Exploring the Use of Diagnostic Codes as an Alternative Approach to Lyme Disease Surveillance in Maryland

Monday, June 10, 2013: 11:00 AM
Ballroom G (Pasadena Convention Center)
Heather J. Rutz , Maryland Department of Health and Mental Hygiene, Baltimore, MD
Alison Hinckley , Centers for Disease Control and Prevention, Fort Collins, CO
Brenna C. Hogan , Maryland Department of Health and Mental Hygiene, Baltimore, MD
Katherine A. Feldman , Maryland Department of Health and Mental Hygiene, Baltimore, MD
BACKGROUND: Lyme disease (LD) is a major public health problem in Maryland, though likely underreported.  Positive LD laboratory results are reported to Maryland local health departments who investigate and classify reports as Confirmed, Probable, Suspect or “Not a Case” for the state surveillance database. In 2009, 4,768 LD reports were entered in the database; 2,029 (43%) were classified as Confirmed or Probable. To explore an alternative surveillance approach using diagnostic codes, we requested these data from healthcare facilities ordering LD tests and surveyed these facilities about clinic characteristics and coding and reporting practices.

METHODS: We requested International Classification of Diseases, Ninth Revision, Clinical Modification (ICD9) codes for the date a LD test was ordered for a 10% random sample (n=474) of 2009 LD reports by case classification. We determined sensitivity and specificity for individual and groups of codes for Confirmed and Probable LD cases compared to those classified “Not a Case”. We also asked facilities to report their specialties, who codes patient encounters, who reports notifiable diseases and whether the facility uses electronic medical records (EMRs). 
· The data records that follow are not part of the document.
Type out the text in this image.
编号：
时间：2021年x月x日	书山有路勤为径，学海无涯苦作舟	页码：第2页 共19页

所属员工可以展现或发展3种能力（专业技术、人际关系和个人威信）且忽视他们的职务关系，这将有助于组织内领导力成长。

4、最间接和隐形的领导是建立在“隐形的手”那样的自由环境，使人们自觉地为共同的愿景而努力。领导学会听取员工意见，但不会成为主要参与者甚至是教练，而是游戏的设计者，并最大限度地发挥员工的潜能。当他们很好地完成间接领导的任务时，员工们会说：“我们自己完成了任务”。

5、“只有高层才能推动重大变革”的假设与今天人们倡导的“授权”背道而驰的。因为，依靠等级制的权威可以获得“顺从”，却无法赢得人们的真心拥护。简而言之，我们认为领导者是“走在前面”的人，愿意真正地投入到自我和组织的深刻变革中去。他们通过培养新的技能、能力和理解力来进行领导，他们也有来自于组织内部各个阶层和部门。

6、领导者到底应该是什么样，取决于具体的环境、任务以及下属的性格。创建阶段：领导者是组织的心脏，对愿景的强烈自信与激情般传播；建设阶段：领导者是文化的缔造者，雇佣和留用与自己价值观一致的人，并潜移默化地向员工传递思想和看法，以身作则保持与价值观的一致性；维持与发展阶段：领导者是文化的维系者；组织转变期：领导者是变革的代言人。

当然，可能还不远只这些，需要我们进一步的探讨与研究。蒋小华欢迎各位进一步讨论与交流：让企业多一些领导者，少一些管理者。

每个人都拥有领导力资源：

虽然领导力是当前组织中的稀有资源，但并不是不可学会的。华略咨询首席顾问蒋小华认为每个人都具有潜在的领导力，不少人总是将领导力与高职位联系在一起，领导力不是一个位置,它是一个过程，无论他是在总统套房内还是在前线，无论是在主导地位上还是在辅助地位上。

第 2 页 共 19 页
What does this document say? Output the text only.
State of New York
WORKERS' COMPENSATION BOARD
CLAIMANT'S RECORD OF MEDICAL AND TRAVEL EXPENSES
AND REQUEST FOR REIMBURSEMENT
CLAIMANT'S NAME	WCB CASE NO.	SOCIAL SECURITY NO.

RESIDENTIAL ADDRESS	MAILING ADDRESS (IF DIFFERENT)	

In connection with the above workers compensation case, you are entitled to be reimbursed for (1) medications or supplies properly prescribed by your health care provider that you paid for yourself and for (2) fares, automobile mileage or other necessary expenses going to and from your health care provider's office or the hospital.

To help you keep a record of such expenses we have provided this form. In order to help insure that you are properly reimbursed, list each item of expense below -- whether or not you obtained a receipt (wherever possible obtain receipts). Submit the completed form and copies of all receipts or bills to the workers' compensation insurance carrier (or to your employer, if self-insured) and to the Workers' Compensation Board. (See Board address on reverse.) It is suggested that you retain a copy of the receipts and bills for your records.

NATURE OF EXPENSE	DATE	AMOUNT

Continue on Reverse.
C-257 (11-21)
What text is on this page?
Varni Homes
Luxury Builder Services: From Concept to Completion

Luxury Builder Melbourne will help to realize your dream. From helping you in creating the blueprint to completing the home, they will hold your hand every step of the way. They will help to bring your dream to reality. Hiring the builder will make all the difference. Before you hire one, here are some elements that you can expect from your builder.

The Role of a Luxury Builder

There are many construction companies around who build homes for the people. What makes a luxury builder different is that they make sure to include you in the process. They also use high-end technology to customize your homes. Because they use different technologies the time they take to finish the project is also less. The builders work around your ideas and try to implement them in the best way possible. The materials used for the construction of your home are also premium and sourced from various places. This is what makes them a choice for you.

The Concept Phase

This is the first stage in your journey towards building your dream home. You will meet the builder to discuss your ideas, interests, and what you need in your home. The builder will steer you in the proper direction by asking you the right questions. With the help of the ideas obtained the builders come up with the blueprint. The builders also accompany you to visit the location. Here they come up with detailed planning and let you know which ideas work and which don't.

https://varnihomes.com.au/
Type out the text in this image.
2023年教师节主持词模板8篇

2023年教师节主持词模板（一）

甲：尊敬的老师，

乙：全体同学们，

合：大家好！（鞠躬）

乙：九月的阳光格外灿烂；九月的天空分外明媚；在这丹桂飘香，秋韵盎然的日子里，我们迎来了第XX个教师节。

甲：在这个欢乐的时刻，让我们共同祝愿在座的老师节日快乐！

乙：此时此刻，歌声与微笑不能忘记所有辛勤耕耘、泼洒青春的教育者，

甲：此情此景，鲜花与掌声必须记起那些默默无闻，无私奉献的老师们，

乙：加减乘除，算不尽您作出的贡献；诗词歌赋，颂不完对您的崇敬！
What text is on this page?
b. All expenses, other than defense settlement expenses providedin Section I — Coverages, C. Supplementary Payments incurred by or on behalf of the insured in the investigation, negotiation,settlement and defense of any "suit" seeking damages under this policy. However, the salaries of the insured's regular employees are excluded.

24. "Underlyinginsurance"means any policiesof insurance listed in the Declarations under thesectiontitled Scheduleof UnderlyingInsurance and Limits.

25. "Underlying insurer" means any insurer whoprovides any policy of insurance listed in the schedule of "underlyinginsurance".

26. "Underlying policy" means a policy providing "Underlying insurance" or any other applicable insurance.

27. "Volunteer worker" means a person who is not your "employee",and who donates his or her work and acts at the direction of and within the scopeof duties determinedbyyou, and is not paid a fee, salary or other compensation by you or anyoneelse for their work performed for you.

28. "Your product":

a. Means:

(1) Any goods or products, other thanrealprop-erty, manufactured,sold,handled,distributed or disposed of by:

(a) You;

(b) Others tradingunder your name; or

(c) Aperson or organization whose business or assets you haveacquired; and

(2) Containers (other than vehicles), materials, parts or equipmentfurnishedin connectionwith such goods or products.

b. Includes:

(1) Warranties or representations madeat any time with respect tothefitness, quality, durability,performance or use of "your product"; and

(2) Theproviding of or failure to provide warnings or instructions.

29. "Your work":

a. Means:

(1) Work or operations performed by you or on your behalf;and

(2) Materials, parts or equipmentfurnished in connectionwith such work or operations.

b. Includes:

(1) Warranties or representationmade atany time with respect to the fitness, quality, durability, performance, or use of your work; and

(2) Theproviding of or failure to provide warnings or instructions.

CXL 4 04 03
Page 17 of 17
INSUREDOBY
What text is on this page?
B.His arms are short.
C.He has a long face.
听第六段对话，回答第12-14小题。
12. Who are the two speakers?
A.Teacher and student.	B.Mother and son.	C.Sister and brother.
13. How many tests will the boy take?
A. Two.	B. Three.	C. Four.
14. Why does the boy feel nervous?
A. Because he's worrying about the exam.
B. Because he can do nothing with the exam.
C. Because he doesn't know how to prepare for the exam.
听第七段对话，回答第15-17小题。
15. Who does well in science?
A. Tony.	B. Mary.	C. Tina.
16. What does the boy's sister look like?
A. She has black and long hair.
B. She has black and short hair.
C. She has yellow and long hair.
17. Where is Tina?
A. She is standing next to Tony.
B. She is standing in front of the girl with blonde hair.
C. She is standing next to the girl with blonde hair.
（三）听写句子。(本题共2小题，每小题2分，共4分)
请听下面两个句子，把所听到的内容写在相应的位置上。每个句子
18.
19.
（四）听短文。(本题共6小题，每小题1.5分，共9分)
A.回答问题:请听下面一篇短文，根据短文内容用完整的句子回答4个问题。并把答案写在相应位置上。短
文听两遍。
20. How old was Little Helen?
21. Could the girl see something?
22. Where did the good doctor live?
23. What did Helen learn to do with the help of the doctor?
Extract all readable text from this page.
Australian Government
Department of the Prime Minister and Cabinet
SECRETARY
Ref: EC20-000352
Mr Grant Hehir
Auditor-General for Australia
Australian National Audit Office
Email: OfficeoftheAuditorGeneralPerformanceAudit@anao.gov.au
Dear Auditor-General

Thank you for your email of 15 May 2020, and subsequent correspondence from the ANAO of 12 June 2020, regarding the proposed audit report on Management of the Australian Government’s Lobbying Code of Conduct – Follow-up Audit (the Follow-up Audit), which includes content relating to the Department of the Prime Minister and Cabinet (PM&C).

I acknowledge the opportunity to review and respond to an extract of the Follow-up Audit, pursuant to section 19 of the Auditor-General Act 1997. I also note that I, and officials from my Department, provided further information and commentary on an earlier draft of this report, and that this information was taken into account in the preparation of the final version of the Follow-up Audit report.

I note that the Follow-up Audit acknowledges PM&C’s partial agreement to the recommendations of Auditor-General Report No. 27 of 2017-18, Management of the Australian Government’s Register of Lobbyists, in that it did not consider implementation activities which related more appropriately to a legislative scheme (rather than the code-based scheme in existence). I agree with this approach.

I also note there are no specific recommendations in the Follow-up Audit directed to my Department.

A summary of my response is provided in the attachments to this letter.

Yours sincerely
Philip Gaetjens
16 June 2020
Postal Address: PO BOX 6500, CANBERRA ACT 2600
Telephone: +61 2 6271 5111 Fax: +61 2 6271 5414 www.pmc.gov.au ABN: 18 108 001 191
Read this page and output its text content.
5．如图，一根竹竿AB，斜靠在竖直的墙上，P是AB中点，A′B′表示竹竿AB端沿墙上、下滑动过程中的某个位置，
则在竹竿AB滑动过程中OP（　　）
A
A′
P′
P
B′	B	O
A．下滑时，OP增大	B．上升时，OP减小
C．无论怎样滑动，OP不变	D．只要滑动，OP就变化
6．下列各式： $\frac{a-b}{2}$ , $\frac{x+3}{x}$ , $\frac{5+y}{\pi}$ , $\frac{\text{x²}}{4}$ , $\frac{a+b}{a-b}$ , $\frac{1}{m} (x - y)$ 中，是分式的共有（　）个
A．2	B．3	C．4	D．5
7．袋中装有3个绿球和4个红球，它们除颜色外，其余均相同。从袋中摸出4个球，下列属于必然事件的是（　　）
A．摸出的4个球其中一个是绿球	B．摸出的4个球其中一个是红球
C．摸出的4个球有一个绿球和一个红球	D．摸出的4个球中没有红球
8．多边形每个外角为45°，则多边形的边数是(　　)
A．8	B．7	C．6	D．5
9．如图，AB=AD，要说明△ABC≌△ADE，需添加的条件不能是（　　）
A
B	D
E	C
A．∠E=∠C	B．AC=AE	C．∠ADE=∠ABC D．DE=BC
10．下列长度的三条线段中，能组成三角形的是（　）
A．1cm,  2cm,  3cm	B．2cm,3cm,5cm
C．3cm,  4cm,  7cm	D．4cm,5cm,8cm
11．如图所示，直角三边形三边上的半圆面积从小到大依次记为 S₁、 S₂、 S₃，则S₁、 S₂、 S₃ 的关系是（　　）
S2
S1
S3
RESULTS:  Diagnosis codes were provided for 426 patients by 262 healthcare facilities; data collection is ongoing.  The LD code, 088.81, was the most commonly reported code for each classification: Confirmed (43%); Probable (29%); Suspect (28%); and, “Not A Case” (24%). The sensitivity and specificity of 088.81 were 39% and 76% respectively for Confirmed and Probable cases. Other commonly reported codes fell into logical groups (joint/arthropathy, skin/rash, insect bites and non-specific symptoms), each with low sensitivity and specificity alone and in combination with 088.81.  Facilities that responded to the facility survey (199) ranged from single provider offices to hospitals and reported having Family Medicine (46%) and Internal Medicine (36%) practitioners most commonly. One hundred fifty-eight (79%) reported that clinicians assign ICD9 codes; 105 (53%) reported using EMRs exclusively and 30 (16%) reported using paper and EMRs. Twenty-seven (14%) facilities indicated they do not report notifiable diseases to any health department.

CONCLUSIONS: As an alternative surveillance method, ICD9 codes are not reliable for detecting LD due to its complex clinical manifestations and need for laboratory confirmation.  As medical practices convert to the next version of coding (ICD10), the sensitivity and specificity of LD coding may improve.  In the meantime, alternative and more efficient approaches should be considered, including sentinel surveillance using Family and Internal Medicine practitioners.